Even with robust circuit protection, physical boundaries, grounding systems and other precautionary measures in place, care must be taken.

Those familiar with the power architecture — primarily engineers and electricians trained in 600+ VDC protocols — will pinpoint and shut down equipment before servicing it, but they won’t be the only ones in the room. Power doesn’t get fed into racks by osmosis, and it doesn’t exist in a bubble.

The chance of misreading the threat is significant. At least three different disciplines (electrical, plumbing, IT) will be working around something that’s a lot more dangerous than it used to be. “You first” isn’t a sound safety strategy.

It’s worth noting that the electrical room and data center hall are converging as the power architecture wends its way through rows and racks in new ways to deliver higher voltage, reliable power to the 1+ megawatt racks used for AI and high-performance computing (HPC) workloads.

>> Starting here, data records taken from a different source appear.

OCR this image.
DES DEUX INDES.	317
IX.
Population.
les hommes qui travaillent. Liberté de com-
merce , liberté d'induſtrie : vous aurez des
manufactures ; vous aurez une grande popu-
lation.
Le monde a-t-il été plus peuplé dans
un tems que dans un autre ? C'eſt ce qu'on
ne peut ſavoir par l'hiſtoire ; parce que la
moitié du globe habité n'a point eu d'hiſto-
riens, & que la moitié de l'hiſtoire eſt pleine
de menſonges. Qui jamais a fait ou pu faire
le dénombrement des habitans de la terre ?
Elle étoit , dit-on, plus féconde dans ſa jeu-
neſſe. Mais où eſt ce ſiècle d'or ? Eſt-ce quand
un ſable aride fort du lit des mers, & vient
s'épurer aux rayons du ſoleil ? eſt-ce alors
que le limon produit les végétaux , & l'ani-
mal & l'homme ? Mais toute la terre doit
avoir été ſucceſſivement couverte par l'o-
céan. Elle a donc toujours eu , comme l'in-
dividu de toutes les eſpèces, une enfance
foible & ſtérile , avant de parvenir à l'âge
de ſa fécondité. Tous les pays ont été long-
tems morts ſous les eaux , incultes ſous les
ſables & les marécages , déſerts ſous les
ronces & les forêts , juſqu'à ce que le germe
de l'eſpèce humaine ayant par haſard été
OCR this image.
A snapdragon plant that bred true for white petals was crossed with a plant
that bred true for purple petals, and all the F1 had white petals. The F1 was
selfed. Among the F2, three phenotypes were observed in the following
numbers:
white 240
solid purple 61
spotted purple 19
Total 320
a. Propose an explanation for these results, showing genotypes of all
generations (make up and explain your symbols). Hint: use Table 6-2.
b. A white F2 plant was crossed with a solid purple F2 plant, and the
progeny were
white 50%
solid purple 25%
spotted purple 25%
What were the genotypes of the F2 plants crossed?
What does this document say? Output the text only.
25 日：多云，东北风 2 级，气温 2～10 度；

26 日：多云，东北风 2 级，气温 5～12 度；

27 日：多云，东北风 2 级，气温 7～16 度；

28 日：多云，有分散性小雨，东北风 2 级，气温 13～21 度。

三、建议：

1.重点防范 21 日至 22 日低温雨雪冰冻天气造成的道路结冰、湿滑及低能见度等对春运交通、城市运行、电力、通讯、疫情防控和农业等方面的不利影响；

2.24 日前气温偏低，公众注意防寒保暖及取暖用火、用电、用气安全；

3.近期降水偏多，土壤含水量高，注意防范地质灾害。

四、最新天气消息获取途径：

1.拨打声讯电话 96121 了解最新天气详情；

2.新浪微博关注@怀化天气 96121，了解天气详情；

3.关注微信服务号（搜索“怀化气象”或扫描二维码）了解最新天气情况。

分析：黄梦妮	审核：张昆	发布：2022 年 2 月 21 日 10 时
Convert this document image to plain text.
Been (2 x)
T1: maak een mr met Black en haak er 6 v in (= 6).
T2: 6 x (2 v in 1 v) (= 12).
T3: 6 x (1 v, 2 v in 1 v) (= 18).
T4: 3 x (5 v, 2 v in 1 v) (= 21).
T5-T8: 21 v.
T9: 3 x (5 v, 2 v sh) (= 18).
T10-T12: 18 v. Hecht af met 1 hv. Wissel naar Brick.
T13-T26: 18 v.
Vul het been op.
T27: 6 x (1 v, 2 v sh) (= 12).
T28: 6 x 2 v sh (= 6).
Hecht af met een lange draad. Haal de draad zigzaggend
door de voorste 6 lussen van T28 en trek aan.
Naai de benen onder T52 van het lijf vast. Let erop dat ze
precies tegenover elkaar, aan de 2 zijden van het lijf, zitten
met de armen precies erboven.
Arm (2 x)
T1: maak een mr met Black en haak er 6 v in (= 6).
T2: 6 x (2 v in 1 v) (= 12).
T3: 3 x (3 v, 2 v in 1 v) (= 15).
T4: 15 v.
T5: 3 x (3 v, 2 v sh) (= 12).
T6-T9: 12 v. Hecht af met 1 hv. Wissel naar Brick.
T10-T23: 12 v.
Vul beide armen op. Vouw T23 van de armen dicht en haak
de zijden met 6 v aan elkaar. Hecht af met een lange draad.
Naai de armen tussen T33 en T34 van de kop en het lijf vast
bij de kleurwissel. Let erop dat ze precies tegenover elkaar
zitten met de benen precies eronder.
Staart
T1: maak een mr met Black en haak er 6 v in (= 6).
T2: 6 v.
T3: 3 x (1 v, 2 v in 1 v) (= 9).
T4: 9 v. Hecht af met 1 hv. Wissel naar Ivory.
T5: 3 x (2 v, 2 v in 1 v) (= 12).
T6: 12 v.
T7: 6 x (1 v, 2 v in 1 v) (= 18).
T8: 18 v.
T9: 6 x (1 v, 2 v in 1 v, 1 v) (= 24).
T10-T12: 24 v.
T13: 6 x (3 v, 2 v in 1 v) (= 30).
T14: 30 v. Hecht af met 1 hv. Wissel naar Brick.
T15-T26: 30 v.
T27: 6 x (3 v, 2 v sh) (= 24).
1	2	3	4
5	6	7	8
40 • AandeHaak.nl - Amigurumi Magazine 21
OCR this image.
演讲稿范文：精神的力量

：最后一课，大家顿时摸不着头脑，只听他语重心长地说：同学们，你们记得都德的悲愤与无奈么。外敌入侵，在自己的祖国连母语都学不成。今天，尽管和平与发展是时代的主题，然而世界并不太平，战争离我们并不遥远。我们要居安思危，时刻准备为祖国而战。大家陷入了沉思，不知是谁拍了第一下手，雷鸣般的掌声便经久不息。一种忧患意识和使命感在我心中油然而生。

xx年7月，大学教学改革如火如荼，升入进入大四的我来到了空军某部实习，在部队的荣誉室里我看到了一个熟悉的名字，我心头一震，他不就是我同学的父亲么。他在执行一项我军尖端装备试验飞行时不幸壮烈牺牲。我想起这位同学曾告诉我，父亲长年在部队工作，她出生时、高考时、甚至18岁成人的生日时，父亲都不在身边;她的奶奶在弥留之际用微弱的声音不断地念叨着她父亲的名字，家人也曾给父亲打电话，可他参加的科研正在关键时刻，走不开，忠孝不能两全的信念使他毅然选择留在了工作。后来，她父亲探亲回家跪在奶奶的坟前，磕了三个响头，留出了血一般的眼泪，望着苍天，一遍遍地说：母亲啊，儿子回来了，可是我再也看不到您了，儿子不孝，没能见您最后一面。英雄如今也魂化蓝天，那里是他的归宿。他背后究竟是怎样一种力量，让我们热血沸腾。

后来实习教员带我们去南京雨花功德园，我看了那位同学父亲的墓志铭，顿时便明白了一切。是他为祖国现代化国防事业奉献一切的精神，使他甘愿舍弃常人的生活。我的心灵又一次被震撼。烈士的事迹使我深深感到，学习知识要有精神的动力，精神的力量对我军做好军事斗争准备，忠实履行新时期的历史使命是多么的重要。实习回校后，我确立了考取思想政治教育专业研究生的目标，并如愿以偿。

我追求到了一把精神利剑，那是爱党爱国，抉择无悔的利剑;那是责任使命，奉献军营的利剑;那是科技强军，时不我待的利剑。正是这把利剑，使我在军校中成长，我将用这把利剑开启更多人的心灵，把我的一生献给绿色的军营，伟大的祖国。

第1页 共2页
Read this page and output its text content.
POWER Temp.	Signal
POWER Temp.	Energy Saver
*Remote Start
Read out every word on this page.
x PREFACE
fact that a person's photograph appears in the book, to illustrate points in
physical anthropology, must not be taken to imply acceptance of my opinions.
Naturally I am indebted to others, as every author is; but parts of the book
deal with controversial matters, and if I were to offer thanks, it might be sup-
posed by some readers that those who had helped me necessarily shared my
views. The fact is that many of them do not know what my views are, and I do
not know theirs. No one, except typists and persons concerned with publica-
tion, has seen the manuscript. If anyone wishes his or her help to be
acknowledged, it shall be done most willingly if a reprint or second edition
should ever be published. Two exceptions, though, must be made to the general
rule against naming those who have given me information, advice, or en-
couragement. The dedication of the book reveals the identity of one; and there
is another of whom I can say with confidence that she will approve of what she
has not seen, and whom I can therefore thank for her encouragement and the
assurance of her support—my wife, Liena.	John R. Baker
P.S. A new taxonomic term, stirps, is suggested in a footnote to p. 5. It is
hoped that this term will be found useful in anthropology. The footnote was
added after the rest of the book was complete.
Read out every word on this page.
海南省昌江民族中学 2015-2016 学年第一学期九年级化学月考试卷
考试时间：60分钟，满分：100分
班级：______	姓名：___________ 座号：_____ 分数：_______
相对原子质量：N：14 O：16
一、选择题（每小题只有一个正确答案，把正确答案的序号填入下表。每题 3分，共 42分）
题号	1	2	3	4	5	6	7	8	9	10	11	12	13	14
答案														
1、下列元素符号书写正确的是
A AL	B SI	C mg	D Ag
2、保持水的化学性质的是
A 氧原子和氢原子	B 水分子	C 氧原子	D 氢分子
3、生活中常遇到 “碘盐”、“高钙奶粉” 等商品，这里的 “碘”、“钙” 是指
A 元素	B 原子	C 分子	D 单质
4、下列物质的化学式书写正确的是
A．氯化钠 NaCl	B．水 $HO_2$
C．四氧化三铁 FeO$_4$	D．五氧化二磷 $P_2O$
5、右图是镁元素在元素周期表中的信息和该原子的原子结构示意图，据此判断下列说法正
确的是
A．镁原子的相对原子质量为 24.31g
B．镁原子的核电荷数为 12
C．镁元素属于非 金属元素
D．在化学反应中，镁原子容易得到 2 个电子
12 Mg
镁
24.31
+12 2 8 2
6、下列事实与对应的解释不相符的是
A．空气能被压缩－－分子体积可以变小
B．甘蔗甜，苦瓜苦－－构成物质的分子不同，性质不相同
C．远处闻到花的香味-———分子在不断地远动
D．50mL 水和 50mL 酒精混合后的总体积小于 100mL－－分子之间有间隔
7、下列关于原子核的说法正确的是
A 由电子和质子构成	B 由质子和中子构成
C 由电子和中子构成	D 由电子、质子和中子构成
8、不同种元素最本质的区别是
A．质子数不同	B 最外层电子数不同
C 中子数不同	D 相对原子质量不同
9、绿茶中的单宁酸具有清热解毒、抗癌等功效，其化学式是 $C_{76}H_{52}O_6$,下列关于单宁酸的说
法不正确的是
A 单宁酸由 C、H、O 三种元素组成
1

As well, those racks themselves are constantly in flux, converging and diverging as hyperscalers reconfigure power, cooling, and IT equipment within the rack’s confined dimensions or separating them into IT and sidecar racks to boost compute capacity. Change is constant.

800 VDC training has to start now

800 VDC demand for next-generation AI factories and GPU clusters introduces new safety, regulatory, and operational challenges. NVIDIA and power manufacturers driving the transition to 800 VDC architectures have acknowledged the safety risks and the lack of standards and workforce training and are working with regulatory and safety agencies like UL Solutions to define new safety standards, testing requirements, and education. While +/- 400 VDC safety training and PPE are available, the power architecture itself is not widely deployed yet, so awareness may be limited for it as well as 800 VDC. Isolation and emergency protocols are lacking, too.

Lack of appropriate skills and knowledge is a real concern, to the point where companies are asking experienced tradespeople to stay on beyond their intended retirement dates because the replacement math isn’t working. Complacency is an issue as well, as people become desensitized to the hazards of an environment they’re in and out of all the time.

Ideally, anyone who has the potential to come into contact with electrical equipment will be immersed in hazard identification and safety protocols like safe boundaries, proper PPE, and lockout/tag out procedures before they’re allowed on a jobsite.

While I can’t speak for other trades, I can weigh in on the power team here at Flex. We hire 20 to 30 people every week and the first thing we do is introduce them to the hazards of working around electrical equipment. While a good majority of our work is conducted in production, their first step is to understand how equipment fits together in a de-energized state and how to test and commission it. Then they move on to an energized state in a controlled environment. Depending on their skillset when they walk in the door, they have the opportunity to become a field service tech after a year or two on the job.

At that point, it’s incumbent on them to keep their knowledge up to date. Every day is different depending on the site, voltage, equipment type, etc. I still get out there with my teams in different types of facilities to keep my skills sharp, and I’ve been in industrial and systems engineering since college.

What needs to happen next

Making the leap from AC to 800 VDC power architectures introduces exponentially greater workplace hazards. With technology changing at lightning speed (pun intended), training must be in-depth and ongoing if we’re to keep electricians and those in adjacent trades and IT roles safe. That will require an uplift across the industry from a consortium such as OCP or an electrical standards body.

Worker safety cannot take a backseat to bigger-better-faster compute. Flex has state-of-the-art labs, and we’re starting to assess the hazards in the lab environment. I look forward to continuing the conversation and helping lead this important area of research which will ensure the safe adoption of 800 VDC in next-gen AI data centers.